Rob Stephenson, M.Sc., Ph.D., a professor and director of the Center for Sexuality and Health Disparities at the University of Michigan, said that when people do access the public health workforce, either in doctors' offices or clinics, they aren't always getting the full battery of STI tests, even when they ask for them.
"There must be comprehensive STI testing where the doctors won't necessarily look," Stephenson said. "That has to be more than just a blood test or peeing in a cup and should include rectal and throat swabs." Stephenson said he just concluded a study that could provide an alternative to testing (or non-culturally sensitive care) in doctor's offices and clinics. The study gave home testing kits to 50 young male couples, including rectal and oral swabs, and found, according to Stephenson, "a high rate of STIs" that might not have been found with blood or urine tests.
A growing body of research suggests that federal efforts to encourage abstinence-only sex education do not prepare young people to avoid unwanted pregnancies or STDs.
Robinson pointed out that funding increased for sexual education that promotes abstinence, even in the Obama era. "Abstinence-only" is now called "sexual risk avoidance" and gets $35 million from the federal government, spread out among school districts in the U.S. But Robinson says, it's not even clear what's being taught, if anything, on sexual health from school to school.
"The onus is on the principal to see curriculum is being taught," Robinson said. "Some principals don't do [any sex ed]. There is not enough funding for surveillance to go around to schools to see what is being taught."

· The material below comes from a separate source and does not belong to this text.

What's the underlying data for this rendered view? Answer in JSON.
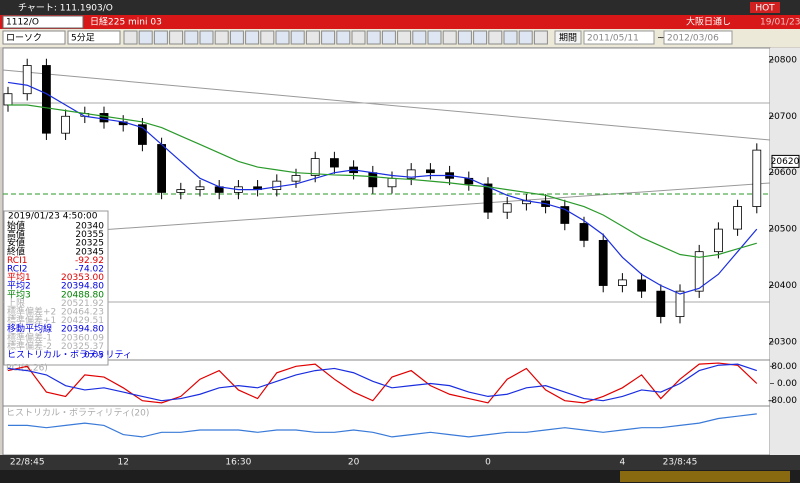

The increase in these three STDs began not long after pre-exposure prophylaxis (PrEP) became available, which could lead to the perception that PrEP is a factor in rising STI prevalence. The thinking is, if people engaging in anal sex think PrEP protects them not only from HIV but from other diseases -- or, because they're so focused on HIV that they stop using condoms, the key HIV prevention method before PrEP, of course they'll leave themselves exposed to STDs.
But, of course, correlation is not causation. The CDC doesn't have data on STD rates for pre- and post-PrEP use, which could make a causation link. But Robinson says that, logically, PrEP use should make users less likely to contract and spread STDs. "What we can say is people who use PrEP are screened at higher frequency. An HIV-negative man in 2010 with rectal gonorrhea has the ability to pass it on for years. PrEP comes along and that cycle stops. I love anything that gets people into health care, and PrEP does that."
A report released by NCSD in 2018 called for an urgent expansion in funding, tailored STD awareness campaigns, more stigma-free education on sexually transmitted infections, and better coordination between federal, state, and local surveillance, reporting, testing, and education. The U.S. Department of Health and Human Services announced that its Federal Action Plan on sexually transmitted infections will be finalized and released next year.